The victims were members of the US-funded Afghan Local Police (ALP) set up last year and touted as key to a handover of security control, which will see all foreign combat troops leave Afghanistan in theory by the end of 2014.
"Ten local police were killed and one was injured after their vehicle struck a roadside bomb in the Nad-e Ali district of Helmand province," provincial governor's spokesman Daud Ahmadi said.
"The police were on their way back from a recruitment centre."
Three of the ALP officers were newly recruited, he added.
The Taliban, who frequently use roadside bombs to attack Afghan and US-led Nato troops, claimed responsibility for the attack.
"Our mujahedeen fighters attacked a police vehicle and as a result 10 police were killed including a police commander," said spokesman Qari Yousuf Ahmadi.
Parts of Helmand remain highly unstable, although Nad-e Ali was one of the districts where President Hamid Karzai said security would be handed from Nato to Afghan control in a second wave of transition.
Mohammad Marjan, police chief of Nad-e Ali, confirmed the attack.
"On the way back from training, their vehicle struck a roadside bomb. As a result 10 police were killed and one was wounded," he said.

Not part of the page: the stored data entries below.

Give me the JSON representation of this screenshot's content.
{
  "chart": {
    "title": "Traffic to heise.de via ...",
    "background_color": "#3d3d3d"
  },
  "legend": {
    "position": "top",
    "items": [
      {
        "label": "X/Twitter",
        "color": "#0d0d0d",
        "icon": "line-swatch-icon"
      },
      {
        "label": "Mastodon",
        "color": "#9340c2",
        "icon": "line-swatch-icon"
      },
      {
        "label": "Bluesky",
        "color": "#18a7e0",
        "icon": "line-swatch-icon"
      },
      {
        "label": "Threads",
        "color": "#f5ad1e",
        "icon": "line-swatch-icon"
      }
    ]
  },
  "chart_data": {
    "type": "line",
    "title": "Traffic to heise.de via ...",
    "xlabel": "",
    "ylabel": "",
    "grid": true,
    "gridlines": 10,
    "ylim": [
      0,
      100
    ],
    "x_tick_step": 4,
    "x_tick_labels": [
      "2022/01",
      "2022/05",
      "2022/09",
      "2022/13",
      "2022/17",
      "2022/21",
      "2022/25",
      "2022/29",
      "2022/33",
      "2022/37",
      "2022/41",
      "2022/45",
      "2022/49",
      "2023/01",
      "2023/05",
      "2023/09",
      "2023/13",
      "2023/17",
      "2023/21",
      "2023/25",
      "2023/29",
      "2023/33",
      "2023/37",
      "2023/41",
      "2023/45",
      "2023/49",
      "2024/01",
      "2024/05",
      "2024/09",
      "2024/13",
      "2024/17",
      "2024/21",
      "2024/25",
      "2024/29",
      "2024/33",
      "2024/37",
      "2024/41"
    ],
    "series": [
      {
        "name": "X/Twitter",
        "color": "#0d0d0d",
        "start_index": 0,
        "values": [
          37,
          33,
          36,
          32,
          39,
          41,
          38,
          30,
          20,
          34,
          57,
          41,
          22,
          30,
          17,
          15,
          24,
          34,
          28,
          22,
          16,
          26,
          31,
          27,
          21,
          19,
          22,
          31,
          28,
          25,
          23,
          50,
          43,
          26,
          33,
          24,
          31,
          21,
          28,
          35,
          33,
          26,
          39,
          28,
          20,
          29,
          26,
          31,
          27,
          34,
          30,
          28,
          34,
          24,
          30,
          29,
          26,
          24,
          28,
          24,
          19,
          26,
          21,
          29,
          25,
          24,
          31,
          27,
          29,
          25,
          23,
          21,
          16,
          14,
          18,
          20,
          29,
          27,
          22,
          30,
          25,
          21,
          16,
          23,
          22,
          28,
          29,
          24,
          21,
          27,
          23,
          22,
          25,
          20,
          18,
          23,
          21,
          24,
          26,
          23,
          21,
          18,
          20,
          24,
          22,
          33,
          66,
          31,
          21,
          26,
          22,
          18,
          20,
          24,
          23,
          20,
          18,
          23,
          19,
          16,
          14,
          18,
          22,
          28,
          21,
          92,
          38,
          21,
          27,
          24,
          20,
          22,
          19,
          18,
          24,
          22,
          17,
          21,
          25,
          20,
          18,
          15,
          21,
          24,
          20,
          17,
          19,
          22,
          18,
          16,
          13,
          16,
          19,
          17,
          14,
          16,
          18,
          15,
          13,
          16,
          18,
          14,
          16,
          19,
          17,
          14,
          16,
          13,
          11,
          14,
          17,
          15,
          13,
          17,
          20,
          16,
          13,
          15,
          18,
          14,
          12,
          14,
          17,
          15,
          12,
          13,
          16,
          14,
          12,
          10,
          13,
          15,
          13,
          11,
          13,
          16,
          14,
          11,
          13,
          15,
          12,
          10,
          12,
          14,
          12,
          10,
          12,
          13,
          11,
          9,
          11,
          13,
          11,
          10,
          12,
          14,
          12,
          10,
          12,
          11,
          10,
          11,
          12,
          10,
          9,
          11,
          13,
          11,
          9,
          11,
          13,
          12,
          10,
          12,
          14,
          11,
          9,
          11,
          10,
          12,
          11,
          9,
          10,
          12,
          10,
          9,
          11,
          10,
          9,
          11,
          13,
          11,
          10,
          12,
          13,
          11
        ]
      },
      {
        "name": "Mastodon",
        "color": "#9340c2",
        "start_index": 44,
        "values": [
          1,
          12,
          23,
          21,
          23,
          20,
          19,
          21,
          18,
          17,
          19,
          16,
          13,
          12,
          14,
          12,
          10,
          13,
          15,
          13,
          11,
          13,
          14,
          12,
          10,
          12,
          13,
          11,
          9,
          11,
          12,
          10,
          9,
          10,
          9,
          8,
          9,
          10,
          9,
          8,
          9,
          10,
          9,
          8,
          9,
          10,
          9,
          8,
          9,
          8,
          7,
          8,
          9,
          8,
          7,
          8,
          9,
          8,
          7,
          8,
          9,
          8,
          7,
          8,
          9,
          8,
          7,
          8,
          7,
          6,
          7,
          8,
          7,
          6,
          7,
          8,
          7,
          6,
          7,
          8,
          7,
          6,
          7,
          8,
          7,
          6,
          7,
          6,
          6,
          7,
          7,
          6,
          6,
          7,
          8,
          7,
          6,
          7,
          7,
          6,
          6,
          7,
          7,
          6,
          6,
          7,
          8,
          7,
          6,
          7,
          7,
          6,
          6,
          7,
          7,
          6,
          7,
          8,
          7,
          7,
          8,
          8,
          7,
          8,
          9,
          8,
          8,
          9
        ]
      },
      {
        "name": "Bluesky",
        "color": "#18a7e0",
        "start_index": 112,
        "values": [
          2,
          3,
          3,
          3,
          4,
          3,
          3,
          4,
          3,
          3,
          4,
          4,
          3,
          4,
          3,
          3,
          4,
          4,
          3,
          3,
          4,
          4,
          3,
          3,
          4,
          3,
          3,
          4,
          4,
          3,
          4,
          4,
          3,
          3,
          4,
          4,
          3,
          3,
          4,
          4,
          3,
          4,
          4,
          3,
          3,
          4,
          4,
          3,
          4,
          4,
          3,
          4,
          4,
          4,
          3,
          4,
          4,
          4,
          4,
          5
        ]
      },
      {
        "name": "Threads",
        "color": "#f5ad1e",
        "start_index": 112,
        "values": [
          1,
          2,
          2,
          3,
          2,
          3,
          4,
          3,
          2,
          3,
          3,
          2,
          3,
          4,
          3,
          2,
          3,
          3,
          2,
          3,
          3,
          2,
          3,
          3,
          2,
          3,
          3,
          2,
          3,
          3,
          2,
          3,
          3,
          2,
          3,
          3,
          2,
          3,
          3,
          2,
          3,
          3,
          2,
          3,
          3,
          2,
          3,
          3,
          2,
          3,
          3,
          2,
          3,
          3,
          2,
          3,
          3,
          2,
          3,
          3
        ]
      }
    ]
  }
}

British forces have been operating in the district since 2006 and recently said the joint security effort had led to an 86 percent drop in violence this year compared to 2010.
The ALP arms local people to protect their communities in areas where the Afghan army and regular police have limited reach.
It does not have law enforcement powers and is due to more-than triple in size to 30,000. Critics have called it little more than a militia but Nato says the community force helps bolster security in rural areas.
There are around 130,000 international troops, mainly from the United States, in Afghanistan helping government forces combat the insurgency.
Helmand's provincial capital Lashkar Gah has already been handed from Nato to Afghan control.